C’est pourquoi insiste-t-il sur le fait que le gouvernement de la transition doit aller à l’essentiel, afin de permettre la mise en place d’un pouvoir constitutionnellement légitime. « Dans un contexte d’insécurité où le pays n’exerce pas sa souveraineté sur près de la moitié du territoire, dans un pays avec près de deux millions de déplacés (…), je pense que la priorité pour un gouvernement de transition dont la durée a été fixée à 21 mois doit être consacrée à la question d’inversement de la tendance actuelle sur le plan sécuritaire. Commençons à avoir le contrôle du territoire sur le plan national ensuite, on pourra penser au retour des déplacés, on pourra penser au développement. Si le gouvernement actuel met dans son programme de faire du développement, de faire des réformes qui vont diviser la population au bout de 20 mois, on ne sera pas allé loin. Je pense qu’il y a certaines choses qui conviennent mieux à un gouvernement légitime. Il faut que la transition travaille à ce qu’après elle, il y ait un gouvernement légitime qui aura le temps pour faire les réformes », argue le co-panéliste, Guy Hervé Kam. De son avis, à ce stade, il est déraisonnable de penser à la question du chemin de fer, à des sujets de changements de curricula dans un pays où la majorité de la population ne cherche qu’à vivre, finalement.
Vue partielle des participants.
« La démocratie ne peut pas s’accommoder de présidents qui ont les pleins pouvoirs et sont malheureusement irresponsables »

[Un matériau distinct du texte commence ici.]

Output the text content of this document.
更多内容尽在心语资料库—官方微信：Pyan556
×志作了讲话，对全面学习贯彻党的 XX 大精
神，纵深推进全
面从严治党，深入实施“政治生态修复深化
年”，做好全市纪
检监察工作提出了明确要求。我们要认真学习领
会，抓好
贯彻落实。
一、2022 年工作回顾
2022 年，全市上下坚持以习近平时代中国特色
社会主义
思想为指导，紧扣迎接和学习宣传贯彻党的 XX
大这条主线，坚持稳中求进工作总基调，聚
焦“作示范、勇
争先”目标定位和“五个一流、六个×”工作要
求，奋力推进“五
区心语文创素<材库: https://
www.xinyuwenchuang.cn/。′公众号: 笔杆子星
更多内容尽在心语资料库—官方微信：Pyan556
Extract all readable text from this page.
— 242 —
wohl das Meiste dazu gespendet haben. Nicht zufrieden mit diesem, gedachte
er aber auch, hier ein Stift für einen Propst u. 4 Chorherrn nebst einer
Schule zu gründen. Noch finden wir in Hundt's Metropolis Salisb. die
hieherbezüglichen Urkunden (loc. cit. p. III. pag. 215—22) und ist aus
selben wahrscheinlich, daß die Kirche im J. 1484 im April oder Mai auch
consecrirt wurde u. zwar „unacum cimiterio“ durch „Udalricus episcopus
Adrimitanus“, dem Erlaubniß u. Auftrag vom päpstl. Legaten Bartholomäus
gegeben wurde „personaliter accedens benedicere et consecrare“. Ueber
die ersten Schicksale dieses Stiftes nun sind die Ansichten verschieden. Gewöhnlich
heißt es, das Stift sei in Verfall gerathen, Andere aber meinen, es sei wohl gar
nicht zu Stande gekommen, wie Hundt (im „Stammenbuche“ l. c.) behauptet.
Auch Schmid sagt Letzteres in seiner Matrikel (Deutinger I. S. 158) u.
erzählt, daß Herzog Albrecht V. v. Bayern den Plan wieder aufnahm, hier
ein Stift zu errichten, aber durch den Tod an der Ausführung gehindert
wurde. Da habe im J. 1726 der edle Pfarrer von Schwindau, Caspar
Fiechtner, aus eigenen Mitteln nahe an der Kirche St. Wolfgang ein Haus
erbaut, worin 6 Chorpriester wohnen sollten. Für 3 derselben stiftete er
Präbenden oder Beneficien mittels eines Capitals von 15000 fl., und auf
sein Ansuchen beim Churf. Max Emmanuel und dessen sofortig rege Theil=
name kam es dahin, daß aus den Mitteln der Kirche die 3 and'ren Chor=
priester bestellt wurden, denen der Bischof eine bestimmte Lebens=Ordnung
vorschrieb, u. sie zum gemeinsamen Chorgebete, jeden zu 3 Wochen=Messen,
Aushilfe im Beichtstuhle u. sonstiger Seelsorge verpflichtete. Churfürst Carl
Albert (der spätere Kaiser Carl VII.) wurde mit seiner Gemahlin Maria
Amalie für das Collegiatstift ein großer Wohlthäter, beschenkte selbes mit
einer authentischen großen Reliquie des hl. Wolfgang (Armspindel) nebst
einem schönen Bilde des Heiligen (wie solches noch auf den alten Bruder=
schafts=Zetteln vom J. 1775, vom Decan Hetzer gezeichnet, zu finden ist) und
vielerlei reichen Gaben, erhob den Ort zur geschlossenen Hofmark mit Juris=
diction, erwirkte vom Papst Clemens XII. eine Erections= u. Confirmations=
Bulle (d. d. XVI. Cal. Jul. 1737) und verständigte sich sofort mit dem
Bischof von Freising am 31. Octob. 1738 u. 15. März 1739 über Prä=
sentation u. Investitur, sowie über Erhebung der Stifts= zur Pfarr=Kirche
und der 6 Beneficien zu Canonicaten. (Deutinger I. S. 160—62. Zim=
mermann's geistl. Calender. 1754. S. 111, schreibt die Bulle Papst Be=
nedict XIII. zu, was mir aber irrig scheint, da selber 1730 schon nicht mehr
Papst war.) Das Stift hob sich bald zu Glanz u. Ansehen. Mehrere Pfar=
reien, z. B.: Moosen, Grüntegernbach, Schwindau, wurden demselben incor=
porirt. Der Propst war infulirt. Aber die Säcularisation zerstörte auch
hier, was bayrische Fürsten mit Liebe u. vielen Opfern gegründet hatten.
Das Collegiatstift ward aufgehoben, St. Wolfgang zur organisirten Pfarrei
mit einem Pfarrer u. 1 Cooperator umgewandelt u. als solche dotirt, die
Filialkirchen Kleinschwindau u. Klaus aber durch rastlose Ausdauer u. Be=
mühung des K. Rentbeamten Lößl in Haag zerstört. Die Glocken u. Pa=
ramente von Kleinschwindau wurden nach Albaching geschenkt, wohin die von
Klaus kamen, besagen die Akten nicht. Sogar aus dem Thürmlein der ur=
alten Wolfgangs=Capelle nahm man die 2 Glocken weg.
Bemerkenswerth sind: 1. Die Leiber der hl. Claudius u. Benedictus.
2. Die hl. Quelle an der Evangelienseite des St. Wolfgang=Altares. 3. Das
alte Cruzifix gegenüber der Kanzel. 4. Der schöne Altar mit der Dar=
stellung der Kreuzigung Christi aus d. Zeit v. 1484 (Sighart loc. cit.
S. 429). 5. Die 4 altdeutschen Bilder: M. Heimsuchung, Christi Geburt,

L’administrateur civil à la retraite, Kalifara Séré, planchant sur les manquements de la transition, affirme que ceux-ci sont de plusieurs ordres. « Au niveau institutionnel, surtout au niveau macro-institutionnel, dès que le président du MPSR2 est installé dans ses fonctions, il n’y a aucun contrôle. Il n’y a rien. Pas de monitoring sur lui et ça, ce n’est pas normal. Aucun être humain ne peut être là avec un pouvoir illimité pratiquement, avec un groupe de compagnons sans contrôle. Non ! Il faut créer un ordre de contrôle. C’est-à-dire un ordre de gestion, de contrôle, d’auto-contrôle, d’évaluation », préconise Kalifara Séré, pour qui, l’Assemblée législative de transition ne joue absolument pas ce rôle, car la majorité des membres a été choisie par le chef de l’Etat lui-même. Tout comme son prédécesseur, M. Séré pense que la priorité du pouvoir Traoré doit être la sécurité.
Me Guy Hervé Kam
« Le défi pour nous, c’est d’élaborer des éléments de mesure d’itinéraire afin de mieux nous orienter. Les manquements de cette transition, c’est qu’il n’y a pas de contrôle sur les démarches du président et du MPSR 2. A cela, s’ajoutent les dérives au niveau des questions diplomatiques dénoncées par certaines personnes. Il faut qu’ils écrivent leurs opinions afin qu’elles soient mieux élucidées. Je pense que le président peut régler ces aspects avant de mieux mener son combat. Avec cela, nous pouvons aller avec tout le monde et tout le monde peut partir avec nous, si tout est bien clair sur des supports. Il faut aussi une union sacrée de notre armée », suggère l’expert en stratégie du territoire et développement, Kalifara Séré.
Boureima Ouédraogo
M. Séré a passé en revue, des scénarii de sortie de la crise actuelle et fait des propositions pour un retour à l’ordre constitutionnel normal. Ainsi parle-t-il de scénario pessimiste, stade auquel le Burkina se trouve actuellement. Le scénario moyen qui est la situation où on contrôle et où il existe de l’auto-contrôle par les parties-prenantes qui peuvent amener la mitigation des éléments constitutifs du scénario pessimiste. Le troisième scénario est celui de la reprise des démembrements structurels, institutionnels.
Pour rappel, « café politique » est une initiative de débat politique qui a pour objectif de mener des échanges avec les acteurs publics sur les questions traitant des situations d’enjeu national.